According to a Metron Analysis poll broadcast on MEGA television, 33 percent of Greeks believe that the most important issue the country faces is “the coronavirus and healthcare”, but that represents a 16 percentage point drop since April.
Now, the pandemic and its repercussions are virtually in a tie with the economy (31 percent, a four percentage point drop since April).
The problem of unemployment is also raising greater concerns as 11 percent of respondents viewed it as a critical problem as compared to seven percent last month.
Draft labour law preoccupies workers, employers
Of course, the pandemic is intimately related to unemployment and the economy.
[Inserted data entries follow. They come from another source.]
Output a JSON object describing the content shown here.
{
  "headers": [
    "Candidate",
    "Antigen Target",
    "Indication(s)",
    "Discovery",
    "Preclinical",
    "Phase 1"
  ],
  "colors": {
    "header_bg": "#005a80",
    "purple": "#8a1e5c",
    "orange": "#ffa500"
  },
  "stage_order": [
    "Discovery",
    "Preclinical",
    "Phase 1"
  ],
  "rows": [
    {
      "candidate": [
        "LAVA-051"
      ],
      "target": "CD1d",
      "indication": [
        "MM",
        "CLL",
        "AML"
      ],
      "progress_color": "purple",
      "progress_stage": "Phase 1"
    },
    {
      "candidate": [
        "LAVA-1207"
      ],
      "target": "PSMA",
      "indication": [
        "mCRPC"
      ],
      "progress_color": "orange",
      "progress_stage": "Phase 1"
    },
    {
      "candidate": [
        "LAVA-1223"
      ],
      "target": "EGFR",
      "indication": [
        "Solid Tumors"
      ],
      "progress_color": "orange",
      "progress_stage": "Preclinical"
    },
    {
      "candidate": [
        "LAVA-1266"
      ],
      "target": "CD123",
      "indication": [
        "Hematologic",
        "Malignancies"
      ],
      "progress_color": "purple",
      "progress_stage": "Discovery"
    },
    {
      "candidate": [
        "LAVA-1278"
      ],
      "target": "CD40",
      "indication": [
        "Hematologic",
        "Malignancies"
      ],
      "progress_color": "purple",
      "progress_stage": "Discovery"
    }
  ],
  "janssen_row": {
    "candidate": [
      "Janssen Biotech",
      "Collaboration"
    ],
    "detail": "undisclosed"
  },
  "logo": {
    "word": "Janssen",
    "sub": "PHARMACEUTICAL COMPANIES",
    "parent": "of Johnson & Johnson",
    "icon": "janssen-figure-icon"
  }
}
Citizens apparently are convinced that the suspension of work for employees in various sectors, wage cuts, and lay-offs that occurred over the past year as the result of the pandemic or due to its use as a pretext are not going to magically disappear because of Greece’s gradual return to normalcy or the re-opening of tourism.
Meanwhile, the government’s much-touted labour bill – which has already raised a maelstrom among opposition parties, trade unions, and workers – is a source of grave concern.
Many, especially in the private sector, believe that whatever labour rights remain in place after the country’s decade-long economic crisis will be abolished definitively with Labour Minister Kostis Hatzidakis’ draft legislation.
Political parties and labour unions charge that the bill “abolishes the eight-hour workday, cuts wages, establishes individual employer-worker contracts and unpaid overtime, eliminates collective bargaining contracts, and leads to massive layoffs”.
At the same time, they discern “an attack on trade union freedoms and on the right to strike as well as the establishment of work on Sundays, all of which will subject workers to the arbitrary actions of employers”.
Ruling New Democracy 14 percentage points ahead
Aside from labour and opposition parties, the bill has raised intense concerns in the government and ruling party which hope to pass the bill in Parliament without irreparable political and electoral cost.
They are buouyed by the steadily large lead of the government – 14 percentage points in the Metron Analysis poll – over main opposition SYRIZA.
Consequently, the PM and the government do not want to lose as a result of the labour bill all that it did not lose as a result of the protracted lockdown and from the back-and-forth openings and closures of the market.